The hospital administration asked him to pay out of his own pocket stating that they had run out of the funds the government gave them. Ansar missed his first follow-up appointment due to this issue.
AKUH Patient Building Services’ manager Adnan Warsi said nothing had been communicated to them regarding the follow-ups.
“The K-P government communicated with the Sindh government and the latter provided us with a specific letter for the funding for the treatment of the APS victims. After a month the K-P government was handed over the bill by the hospital, which was paid by the provincial government. After that no letter has been sent to us regarding this. The payments by the government were stopped on April 7,” Warsi stated.
However, according to Chief Minister’s Media Coordinator Abdul Rasheed Channa, the Sindh government had no role to play in the finances. He suggested that the parents need to contact the school administration or the organization responsible for the communication between the parents and the government before their visit to the doctors in Karachi for follow-up treatments.
Ansar, currently in grade 10, was in grade 9 when he found himself in the middle of the havoc that took place on December 16, 2014.
That day, he was in the dressing room near the stage attached to the bleeding auditorium of the Army Public School.

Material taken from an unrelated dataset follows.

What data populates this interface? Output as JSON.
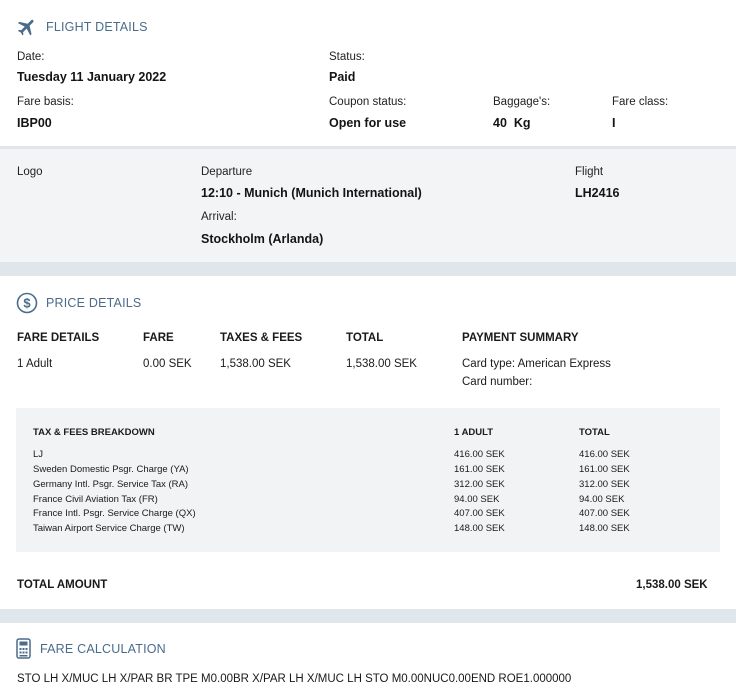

His eyes still burn because of the attack. He says he was in the same room where a teacher got hit with a bomb while he lay on the ground feigning death. He suspects that his eyes still burn because of the fumes from the bomb.
Looking at the X-ray of his hand, Ansar sees a mini-plate instead of the meta-carpal bone in the middle of his hand under the palm.
Initially, Shuhada Ghazi Forum took front stage by being the main bridge between parents of victims and the government.
The spokesperson for the forum, Tariq Jaan, when contacted regarding the issue, said that a faction of the forum had separated and are handling the injured themselves.
However the forum’s president, Abid Raza Bangash corrected the spokesperson’s statement saying that he is trying to get the forum together again. “We are trying to reconcile with Ghazi parents and reunite with the people who have a problem,” he said over the telephone while speaking to The Express Tribune.
“At least Rs1.5 million was given to the parents whose children had major injuries. I think that is a sufficient amount for follow-up treatments so even the people who are not well-off can pay using the money given by the government,” Bangash said.
“And if somebody still really needs money for treatment then we will definitely pressurize the government to pay for the treatment again,” he added.
Published in The Express Tribune, May 16th, 2015.